Later in the evening, I, in a moment of wild freedom, snuck (yes, my spell-check insists on "sneaked", but as I am human, and my spell checker is not, "snuck" remains) out the door, childless, into the wide world to buy cheese. While I was gone, Husband coached half-year old and the art was perfected. Half-year old now ranks in the "professional" category for Cheerio eaters... as far as chewing and swallowing go.

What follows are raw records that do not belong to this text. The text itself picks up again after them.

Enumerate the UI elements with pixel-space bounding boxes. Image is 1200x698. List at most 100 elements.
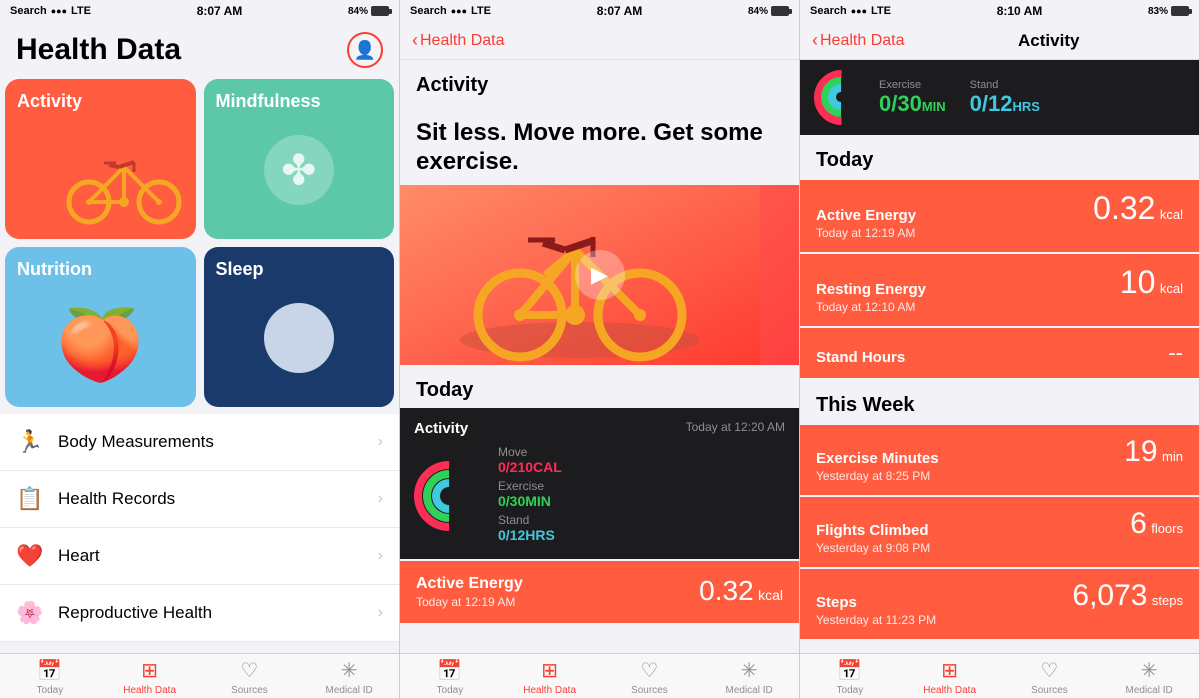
p3-steps-val: 6,073 [1072, 579, 1147, 612]
activity-rings [414, 461, 484, 531]
carrier-1: Search [10, 5, 47, 17]
back-button-2[interactable]: ‹ Health Data [412, 30, 505, 51]
p3-stand-stat: Stand 0/12HRS [970, 79, 1040, 117]
p3-flights-card[interactable]: Flights Climbed 6 floors Yesterday at 9:… [800, 497, 1199, 567]
tile-nutrition[interactable]: Nutrition 🍑 [5, 247, 196, 407]
p3-stand-hours-card[interactable]: Stand Hours -- [800, 328, 1199, 378]
status-left-2: Search ●●● LTE [410, 5, 491, 17]
health-tab-icon-2: ⊞ [541, 658, 558, 683]
today-tab-label-3: Today [837, 685, 864, 696]
p3-resting-energy-row: Resting Energy 10 kcal [816, 266, 1183, 298]
p3-active-energy-time: Today at 12:19 AM [816, 226, 1183, 240]
panel1-title: Health Data [16, 33, 181, 67]
p3-flights-unit: floors [1151, 521, 1183, 536]
tab-health-3[interactable]: ⊞ Health Data [900, 658, 1000, 696]
health-tab-label-2: Health Data [523, 685, 576, 696]
p3-flights-row: Flights Climbed 6 floors [816, 509, 1183, 539]
p3-exercise-min-val: 19 [1124, 435, 1157, 468]
moon-icon [264, 303, 334, 373]
list-item-body-measurements[interactable]: 🏃 Body Measurements › [0, 414, 399, 471]
tab-medical-1[interactable]: ✳ Medical ID [299, 658, 399, 696]
signal-1: ●●● [51, 6, 67, 16]
chevron-back-3: ‹ [812, 30, 818, 51]
p3-steps-card[interactable]: Steps 6,073 steps Yesterday at 11:23 PM [800, 569, 1199, 639]
time-3: 8:10 AM [997, 4, 1043, 18]
tab-health-data-1[interactable]: ⊞ Health Data [100, 658, 200, 696]
tab-sources-2[interactable]: ♡ Sources [600, 658, 700, 696]
tab-today-2[interactable]: 📅 Today [400, 658, 500, 696]
tile-mindfulness-icon [216, 112, 383, 227]
reproductive-icon: 🌸 [16, 599, 44, 627]
play-button[interactable]: ▶ [575, 250, 625, 300]
today-tab-label-1: Today [37, 685, 64, 696]
tab-sources-1[interactable]: ♡ Sources [200, 658, 300, 696]
p3-steps-value-group: 6,073 steps [1072, 581, 1183, 611]
exercise-stat: Exercise 0/30MIN [498, 479, 785, 509]
activity-video-card[interactable]: ▶ [400, 185, 799, 365]
sources-tab-label-2: Sources [631, 685, 668, 696]
p3-active-energy-unit: kcal [1160, 207, 1183, 222]
list-item-heart[interactable]: ❤️ Heart › [0, 528, 399, 585]
panel-activity-detail: Search ●●● LTE 8:10 AM 83% ‹ Health Data… [800, 0, 1200, 698]
tile-mindfulness[interactable]: Mindfulness [204, 79, 395, 239]
back-button-3[interactable]: ‹ Health Data [812, 30, 905, 51]
move-stat: Move 0/210CAL [498, 445, 785, 475]
heart-label: Heart [58, 546, 378, 566]
list-item-reproductive[interactable]: 🌸 Reproductive Health › [0, 585, 399, 642]
p3-flights-label: Flights Climbed [816, 522, 929, 539]
battery-1: 84% [348, 6, 389, 17]
active-energy-card[interactable]: Active Energy Today at 12:19 AM 0.32 kca… [400, 561, 799, 623]
stand-value: 0/12HRS [498, 527, 785, 543]
p3-active-energy-card[interactable]: Active Energy 0.32 kcal Today at 12:19 A… [800, 180, 1199, 252]
tab-medical-2[interactable]: ✳ Medical ID [699, 658, 799, 696]
health-records-label: Health Records [58, 489, 378, 509]
activity-rings-row: Move 0/210CAL Exercise 0/30MIN Stand 0/1… [414, 445, 785, 547]
p3-steps-unit: steps [1152, 593, 1183, 608]
tile-nutrition-icon: 🍑 [17, 280, 184, 395]
p3-stand-hours-row: Stand Hours -- [816, 340, 1183, 366]
chevron-icon-body: › [378, 433, 383, 451]
battery-icon-3 [1171, 6, 1189, 16]
activity-card-time: Today at 12:20 AM [686, 420, 785, 437]
tile-nutrition-label: Nutrition [17, 259, 184, 280]
panel3-header-dark: Exercise 0/30MIN Stand 0/12HRS [800, 60, 1199, 135]
activity-section-title: Activity [400, 60, 799, 103]
panel1-header: Health Data 👤 [0, 22, 399, 76]
health-tab-label-3: Health Data [923, 685, 976, 696]
list-item-health-records[interactable]: 📋 Health Records › [0, 471, 399, 528]
body-measurements-icon: 🏃 [16, 428, 44, 456]
bike-icon-tile [64, 137, 184, 227]
p3-flights-value-group: 6 floors [1130, 509, 1183, 539]
profile-icon[interactable]: 👤 [347, 32, 383, 68]
tile-sleep[interactable]: Sleep [204, 247, 395, 407]
tile-sleep-icon [216, 280, 383, 395]
tab-today-1[interactable]: 📅 Today [0, 658, 100, 696]
p3-exercise-min-card[interactable]: Exercise Minutes 19 min Yesterday at 8:2… [800, 425, 1199, 495]
active-energy-time: Today at 12:19 AM [416, 595, 523, 609]
p3-stand-label: Stand [970, 79, 1040, 91]
tab-bar-3: 📅 Today ⊞ Health Data ♡ Sources ✳ Medica… [800, 653, 1199, 698]
p3-flights-time: Yesterday at 9:08 PM [816, 541, 1183, 555]
tab-sources-3[interactable]: ♡ Sources [1000, 658, 1100, 696]
p3-resting-energy-label: Resting Energy [816, 281, 926, 298]
dandelion-icon [264, 135, 334, 205]
panel2-scroll: Activity Sit less. Move more. Get some e… [400, 60, 799, 653]
tile-activity[interactable]: Activity [5, 79, 196, 239]
tab-medical-3[interactable]: ✳ Medical ID [1099, 658, 1199, 696]
tiles-grid: Activity [0, 76, 399, 410]
tab-bar-2: 📅 Today ⊞ Health Data ♡ Sources ✳ Medica… [400, 653, 799, 698]
p3-resting-energy-card[interactable]: Resting Energy 10 kcal Today at 12:10 AM [800, 254, 1199, 326]
active-energy-label: Active Energy [416, 575, 523, 593]
peach-icon: 🍑 [57, 305, 144, 387]
sources-tab-icon-2: ♡ [640, 658, 658, 683]
stand-stat: Stand 0/12HRS [498, 513, 785, 543]
tab-health-2[interactable]: ⊞ Health Data [500, 658, 600, 696]
p3-active-energy-left: Active Energy [816, 207, 916, 224]
active-energy-value-group: 0.32 kcal [699, 575, 783, 607]
tile-activity-icon [17, 112, 184, 227]
signal-3: ●●● [851, 6, 867, 16]
active-energy-left: Active Energy Today at 12:19 AM [416, 575, 523, 609]
tab-today-3[interactable]: 📅 Today [800, 658, 900, 696]
activity-dark-card: Activity Today at 12:20 AM Move 0/210CAL… [400, 408, 799, 559]
p3-stand-hours-label: Stand Hours [816, 349, 905, 366]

Getting the Cheerio into his mouth on his own is another matter. He picks Cheerios off his tray with ease. And stares at them. And tosses them between his fingers. And forgets about them. Not so with leaves, airsoft bb's, bugs, and other bits of foreign matter he finds hiding in the carpet. If there's a tiny dead beetle 20 feet away from half-year old, he pinpoints its location instantly (How... smell? Sonar?), makes a beeline for the nasty creature, picks it up in one fell swoop, and slaps it in his mouth without any hesitation. And yet, he can't pick a cheerio up from his tray and get it to its destination. Maybe I need to smush cheerios and leave them strewn about the carpet.
As my mother-in-law aptly pointed out over skype, half-year old just might fit in well in rural Kenya. Ants over Cheerios any day.